Zelfs in het tweede levensjaar heeft de baby nog steeds moedermelk nodig. En hoewel hij niet langer volledig in de behoeften van de baby kan voorzien, blijft het een belangrijke bron van vitamines en voedingsstoffen. Uit moedermelk krijgt een kind ouder dan een jaar bijvoorbeeld 31% van de benodigde energie, 95% vitamine C, 38% eiwit. Bovendien kan het gehalte aan infectiewerende stoffen in melk de baby beschermen tegen infecties. Als een onweerlegbaar bewijs van de behoefte aan moedermelk in het tweede jaar zijn speciale hormonen, weefselgroeifactoren, biologisch actieve stoffen die het bevat. Deze componenten kunnen niet worden verrijkt met een van de kunstmatige mengsels of gewoon voedsel voor volwassenen. Dat is de reden waarom de indicatoren van gezondheid, fysieke en intellectuele ontwikkeling bij kinderen borstvoeding hebben gegeven, hoger. Dit is vooral belangrijk voor kinderen ouder dan een jaar.

Mythe vijf. Moderne moedermelkvervangers hebben dezelfde samenstelling en zijn even nuttig als moedermelk.

Mythes over eten zijn anders, maar dit is de meest hardnekkige en meest schadelijke mythe.
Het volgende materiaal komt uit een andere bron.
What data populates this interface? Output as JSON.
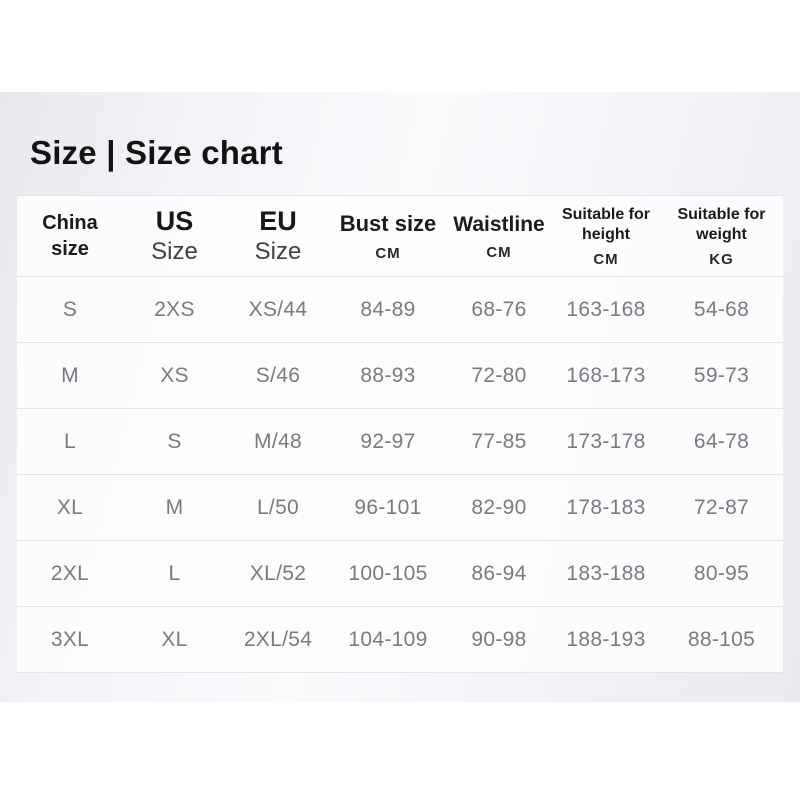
{
  "page": {
    "title": "Size | Size chart"
  },
  "colors": {
    "band_edge": "#e7e9ee",
    "band_center": "#fafbfd",
    "table_background": "#fdfdfe",
    "divider": "#e3e4e8",
    "heading_text": "#1b1b1e",
    "data_text": "#7a7a7f",
    "title_text": "#131313"
  },
  "table": {
    "headers": [
      {
        "line1": "China",
        "line2": "size"
      },
      {
        "main": "US",
        "sub": "Size"
      },
      {
        "main": "EU",
        "sub": "Size"
      },
      {
        "main": "Bust size",
        "unit": "CM"
      },
      {
        "main": "Waistline",
        "unit": "CM"
      },
      {
        "line1": "Suitable for",
        "line2": "height",
        "unit": "CM"
      },
      {
        "line1": "Suitable for",
        "line2": "weight",
        "unit": "KG"
      }
    ],
    "rows": [
      [
        "S",
        "2XS",
        "XS/44",
        "84-89",
        "68-76",
        "163-168",
        "54-68"
      ],
      [
        "M",
        "XS",
        "S/46",
        "88-93",
        "72-80",
        "168-173",
        "59-73"
      ],
      [
        "L",
        "S",
        "M/48",
        "92-97",
        "77-85",
        "173-178",
        "64-78"
      ],
      [
        "XL",
        "M",
        "L/50",
        "96-101",
        "82-90",
        "178-183",
        "72-87"
      ],
      [
        "2XL",
        "L",
        "XL/52",
        "100-105",
        "86-94",
        "183-188",
        "80-95"
      ],
      [
        "3XL",
        "XL",
        "2XL/54",
        "104-109",
        "90-98",
        "188-193",
        "88-105"
      ]
    ]
  },
  "chart_data": {
    "type": "table",
    "title": "Size | Size chart",
    "columns": [
      "China size",
      "US Size",
      "EU Size",
      "Bust size CM",
      "Waistline CM",
      "Suitable for height CM",
      "Suitable for weight KG"
    ],
    "rows": [
      [
        "S",
        "2XS",
        "XS/44",
        "84-89",
        "68-76",
        "163-168",
        "54-68"
      ],
      [
        "M",
        "XS",
        "S/46",
        "88-93",
        "72-80",
        "168-173",
        "59-73"
      ],
      [
        "L",
        "S",
        "M/48",
        "92-97",
        "77-85",
        "173-178",
        "64-78"
      ],
      [
        "XL",
        "M",
        "L/50",
        "96-101",
        "82-90",
        "178-183",
        "72-87"
      ],
      [
        "2XL",
        "L",
        "XL/52",
        "100-105",
        "86-94",
        "183-188",
        "80-95"
      ],
      [
        "3XL",
        "XL",
        "2XL/54",
        "104-109",
        "90-98",
        "188-193",
        "88-105"
      ]
    ]
  }
}
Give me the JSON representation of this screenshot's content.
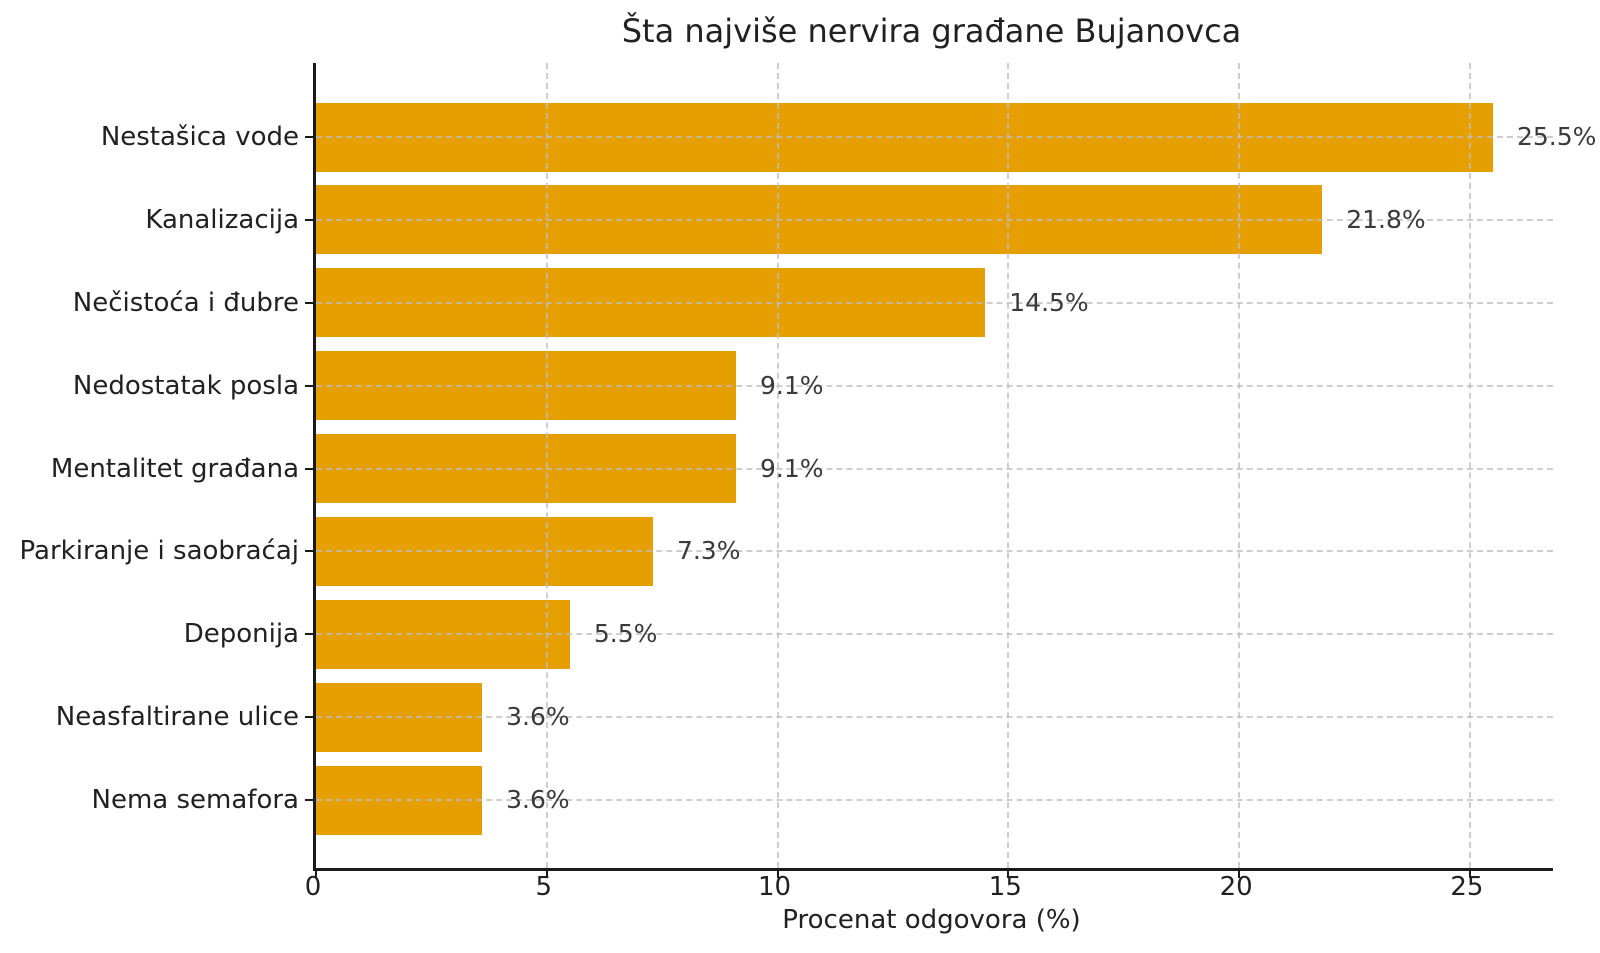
{
  "chart_data": {
    "type": "bar",
    "orientation": "horizontal",
    "title": "Šta najviše nervira građane Bujanovca",
    "xlabel": "Procenat odgovora (%)",
    "ylabel": "",
    "categories": [
      "Nestašica vode",
      "Kanalizacija",
      "Nečistoća i đubre",
      "Nedostatak posla",
      "Mentalitet građana",
      "Parkiranje i saobraćaj",
      "Deponija",
      "Neasfaltirane ulice",
      "Nema semafora"
    ],
    "values": [
      25.5,
      21.8,
      14.5,
      9.1,
      9.1,
      7.3,
      5.5,
      3.6,
      3.6
    ],
    "value_labels": [
      "25.5%",
      "21.8%",
      "14.5%",
      "9.1%",
      "9.1%",
      "7.3%",
      "5.5%",
      "3.6%",
      "3.6%"
    ],
    "xticks": [
      0,
      5,
      10,
      15,
      20,
      25
    ],
    "xlim": [
      0,
      26.8
    ],
    "bar_color": "#E69F00",
    "grid": true,
    "grid_style": "dashed",
    "legend_position": "none"
  }
}
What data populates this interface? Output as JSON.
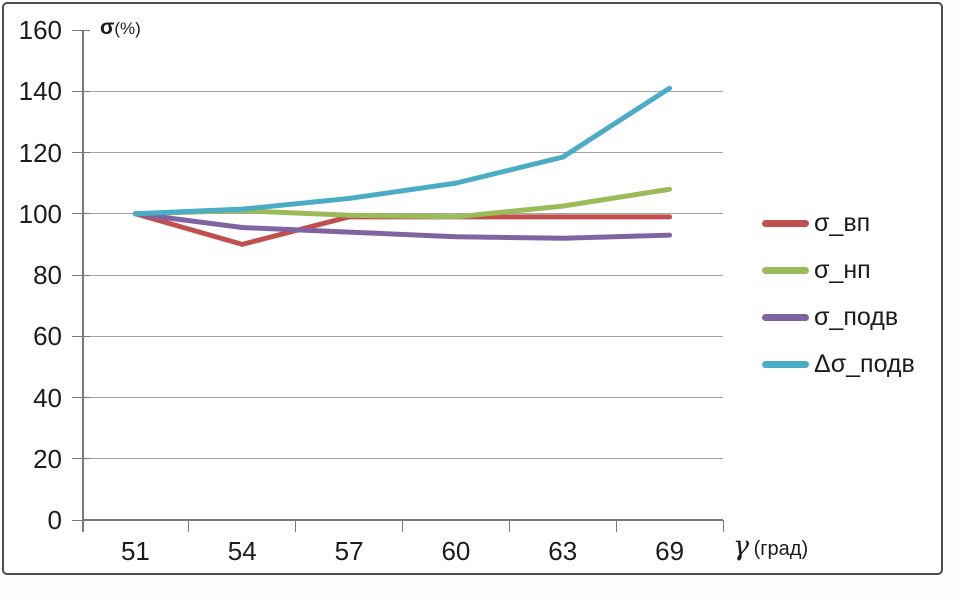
{
  "figure": {
    "y_axis_title": {
      "symbol": "σ",
      "unit": "(%)"
    },
    "x_axis_title": {
      "symbol": "γ",
      "unit": "(град)"
    }
  },
  "chart_data": {
    "type": "line",
    "title": "",
    "xlabel": "γ (град)",
    "ylabel": "σ(%)",
    "categories": [
      "51",
      "54",
      "57",
      "60",
      "63",
      "69"
    ],
    "x": [
      51,
      54,
      57,
      60,
      63,
      69
    ],
    "series": [
      {
        "name": "σ_вп",
        "color": "#C0504D",
        "values": [
          100,
          90,
          99,
          99,
          99,
          99
        ]
      },
      {
        "name": "σ_нп",
        "color": "#9BBB59",
        "values": [
          100,
          101,
          99.5,
          99,
          102.5,
          108
        ]
      },
      {
        "name": "σ_подв",
        "color": "#8064A2",
        "values": [
          100,
          95.5,
          94,
          92.5,
          92,
          93
        ]
      },
      {
        "name": "Δσ_подв",
        "color": "#4BACC6",
        "values": [
          100,
          101.5,
          105,
          110,
          118.5,
          141
        ]
      }
    ],
    "ylim": [
      0,
      160
    ],
    "y_ticks": [
      0,
      20,
      40,
      60,
      80,
      100,
      120,
      140,
      160
    ],
    "grid": true,
    "legend_position": "right"
  },
  "colors": {
    "grid": "#A3A3A3",
    "axis": "#7A7A7A",
    "text": "#1C1C1C",
    "frame": "#4D4D4D"
  }
}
In werkelijkheid is moedermelk absoluut een uniek product, dat de natuur zelf heeft gecreëerd. Elke, zelfs de duurste combinatie is zijn inferieure kopie, gebaseerd op onvolledige kennis van wat in het algemeen moedermelk is. In moderne kunstmatige mengsels bevat ongeveer 30-40 componenten, en in menselijke melk - ongeveer 100, maar men gelooft dat in werkelijkheid er ongeveer 300-400 zijn. De meeste mengsels zijn gebaseerd op koemelk, maar de aard van koemelk is bedoeld voor kalveren, waarvoor groeicijfers belangrijk zijn, en niet de kwaliteit van ontwikkelingsprocessen, dus de samenstelling van menselijke en koemelk verschilt. De moedermelk van elke vrouw komt overeen met de behoeften van haar baby in het bijzonder, en in dit verband is melk verschillend in kwaliteit en samenstelling bij verschillende vrouwen. Bovendien kan de samenstelling van de melk variëren, afhankelijk van de weersomstandigheden, de conditie en de leeftijd van het kind, het tijdstip van de dag en zelfs de gemoedstoestand van een vrouw tijdens elke voeding. Een mengsel van dezelfde samenstelling is altijd hetzelfde en kan niet volledig aan de behoeften van kruimels voldoen. In kunstmatige melk bevat het geen levende cellen, antilichamen en andere factoren die het lichaam beschermen tegen infecties die de groei van pathogene microben remmen die de groei van nuttige microflora bevorderen. En een andere kwaliteit van moedermelk die onvervangbaar is door kunstmatige mengsels is de inhoud van een heel complex van groeifactoren, speciale hormonen die de groei en ontwikkeling van het kind reguleren. Daarom ervaren kinderen die borstvoeding geven optimale ontwikkelingsgraad. Bovendien wordt er tijdens het geven van borstvoeding een speciaal emotioneel contact gelegd tussen het kind en de moeder, wat het kind een gevoel van veiligheid en rust geeft.